On June 12, I sent an email to the Texas State Library and Archives Commission requesting a copy of the Confederate Pension Application File of my great-great-great grandmother Sarah Jane Carroll (John Bunyan Carroll). The process is quite simple: search the database, if you find an ancestor, just send an email to the address given and they will send copies of whatever files they have, along with an invoice.

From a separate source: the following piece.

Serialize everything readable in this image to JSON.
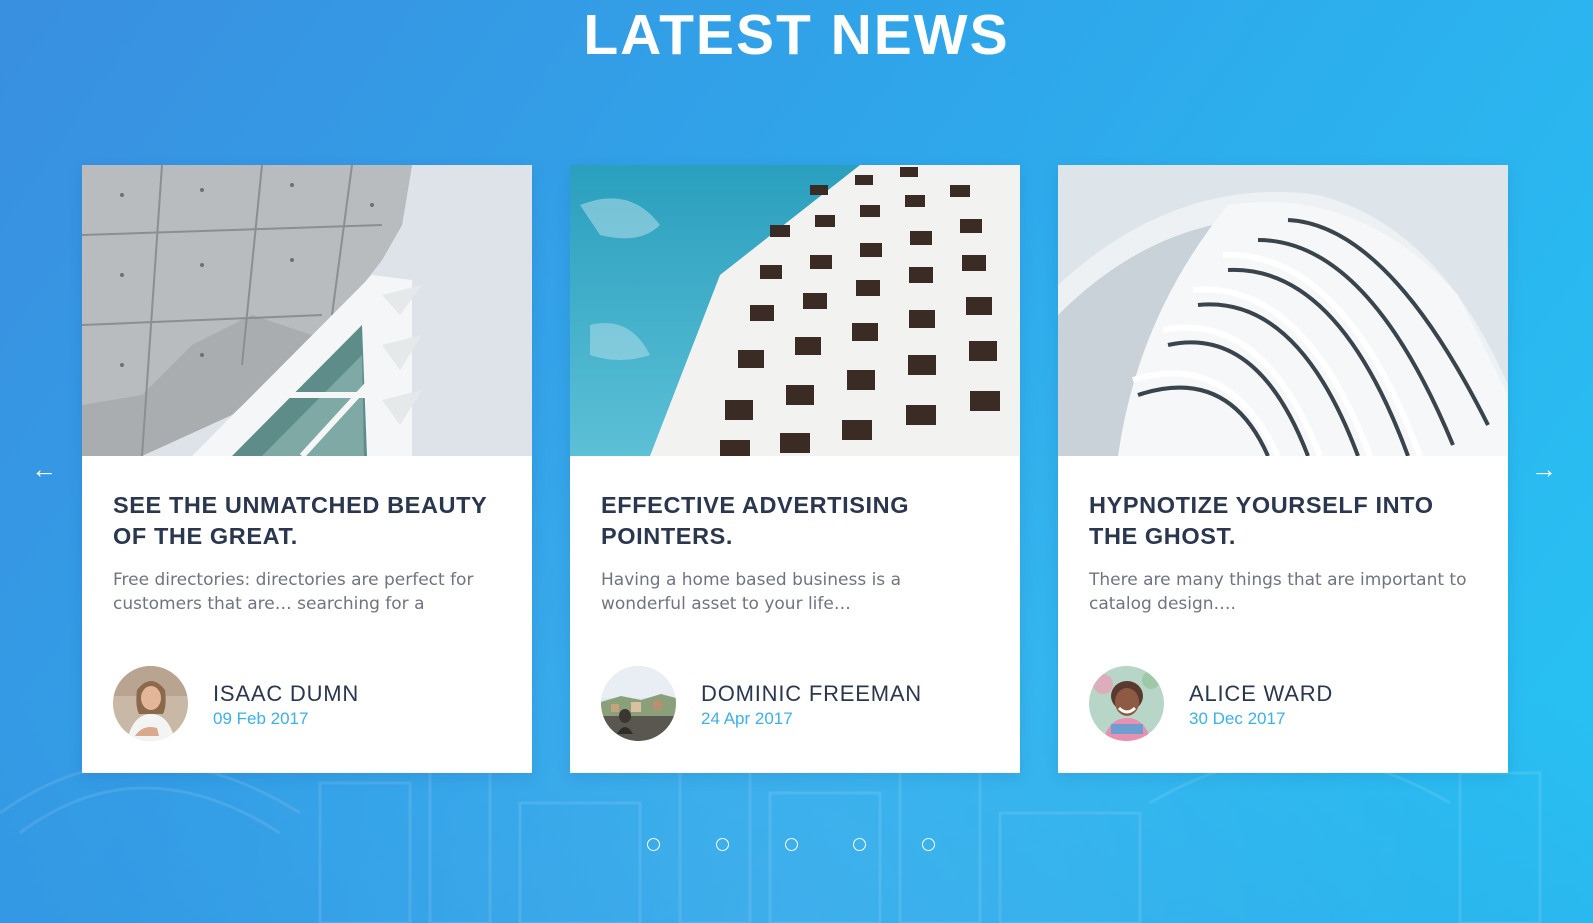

And it was really just that simple. So when I checked my mail this evening, there was a large manilla envelope from the Texas State Library and Archives Commission! Inside where 13 pages of documents…and a bill for $2.64!

Enclosed was:

  • the application, including names, dates of birth, marriage & death, and the name of the unit that J B Carroll served in and when he served
  • witness statements attesting to the facts that Sarah Jane was his widow, that she had been a “bona fide resident citizen of Texas” since 1855, and that J B Carroll had served in Captain Riley Wood’s Command, Texas Cavalry, Confederate States Army (this group was part of what would later become our modern-day Texas Rangers!)
  • a request sent to the Adjutant General, United States War Department for the Military Record of J B Carroll
  • an invoice from W T Little & Sons, Hardware, Furniture and Undertakers- for the final expenses of Sarah Jane Carroll, who died in 1942 at the age of 99
  • an Application for Mortuary Warrant for Sarah- stating when & where she died, including a statement from the attending physician at the time of her death

The last two documents where required to close the file, I’m sure.

The good news here: Sarah was awarded the pension on July 1, 1931 and received it until her death. Unlike poor Sarah Turner, Sarah Carroll was not represented by Wills & Co of Washington, DC!